Invece, ben più del taylorismo, proprio nel contemporaneo «lavoro cognitivo-digitale» può annidarsi l’ideologia dell’assoggettamento della persona che lavora; assoggettamento non solo del lavoro come oggetto ma anche del lavoratore come soggetto: questa è, in fin dei conti, la «soggettivazione del lavoro». Lo scetticismo di Accornero sembra riecheggiare nelle parole di chi ha riproposto un discorso critico sulla libertà nel lavoro come niente altro che «un nuovo modello di potere che si pone come coerente e consustanziale alla crescente complessità del capitalismo flessibile: volto non più solo a predisporre e disciplinare (subordinare) i soggetti produttivi all’interno di rigidi ruoli operativi, secondo un preciso e rigido piano organizzativo cui corrisponde una ferrea disciplina operativa (…) ma piuttosto a stimolare, formare e quindi controllare degli spazi di «libertà» di azione produttiva all’interno dei quali le condotte soggettive possano plasmarsi in conformità con le esigenze di continua e imperante innovazione dei processi e dei prodotti» (Chicchi 2012, p. 78).

3. La crisi del lavoro come «identità»: sui lavori nei mercati transizionali

C’è un secondo angolo visuale da cui Accornero coglie segnali di crisi della concezione novecentesca del lavoro: il lavoro come identità.

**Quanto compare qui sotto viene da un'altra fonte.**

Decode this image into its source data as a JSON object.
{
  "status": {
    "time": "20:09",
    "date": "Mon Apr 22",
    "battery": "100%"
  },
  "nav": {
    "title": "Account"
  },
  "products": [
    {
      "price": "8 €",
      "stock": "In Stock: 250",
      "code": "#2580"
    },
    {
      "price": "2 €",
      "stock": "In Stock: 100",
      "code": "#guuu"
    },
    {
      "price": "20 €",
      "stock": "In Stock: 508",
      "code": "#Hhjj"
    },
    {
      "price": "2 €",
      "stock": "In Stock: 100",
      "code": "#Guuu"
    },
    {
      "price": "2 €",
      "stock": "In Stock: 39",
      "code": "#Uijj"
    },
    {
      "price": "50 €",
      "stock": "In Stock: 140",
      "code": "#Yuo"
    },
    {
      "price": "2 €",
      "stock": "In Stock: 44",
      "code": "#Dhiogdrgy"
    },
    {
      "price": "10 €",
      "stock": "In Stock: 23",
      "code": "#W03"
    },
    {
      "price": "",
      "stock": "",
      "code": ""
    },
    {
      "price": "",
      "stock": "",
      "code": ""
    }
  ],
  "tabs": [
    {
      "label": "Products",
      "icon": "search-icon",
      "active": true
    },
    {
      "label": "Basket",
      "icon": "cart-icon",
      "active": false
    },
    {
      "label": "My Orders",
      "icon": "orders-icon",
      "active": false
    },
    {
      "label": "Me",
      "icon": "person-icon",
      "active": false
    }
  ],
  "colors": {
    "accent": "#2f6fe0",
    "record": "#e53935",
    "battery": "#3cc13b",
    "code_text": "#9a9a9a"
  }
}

Egli denuncia il venir meno del presupposto «secondo il quale è il ruolo lavorativo a determinare l’identità sociale» (pag. 49); l’altra faccia della crisi del lavoro è «una minore identificazione di sé nel lavoro, una minore legittimazione del lavoro a connotare il proprio essere» (pag. 52). C’è dunque una doppia faccia della crisi di identità nel lavoro: da una parte, una crisi dell’identità politico-culturale, dall’altra, una crisi dell’identità personale come leva di emancipazione sociale.{p. 7}
Accornero ha l’acume di cogliere i primi segnali di una crisi sindacale, politica e culturale del Lavoro che coincide con la crisi dell’operaismo: Egli osserva che, «se il formarsi di una identità operaia reca con sé un’aspirazione all’egemonia, ciò si deve al fatto che è tutt’uno col formarsi di una coscienza antagonistica» (pag. 54); ma è proprio quella coscienza antagonistica ad andare in crisi come – ripeto – simboleggiato dalla conclusione della vertenza Fiat del 1980. Al di là delle cause di questo mutamento, ciò che si coglie nelle pagine di questo libero è la preoccupazione di adeguare le forme della rappresentanza politico-sociale del lavoro (a cominciare dalla rappresentanza sindacale) a una nuova composizione sociale del lavoro. D’altronde, non mancavano voci (per esempio Bruno Trentin) che sollecitavano il movimento sindacale a mettere in atto una nuova strategia «in cui potesse esprimersi appieno il ruolo dirigente di nuove forze motrici (l’operaio dequalificato, il tecnico parcellizzato, le forze sociali marginalizzate)» (Trentin 1977, p. VIII).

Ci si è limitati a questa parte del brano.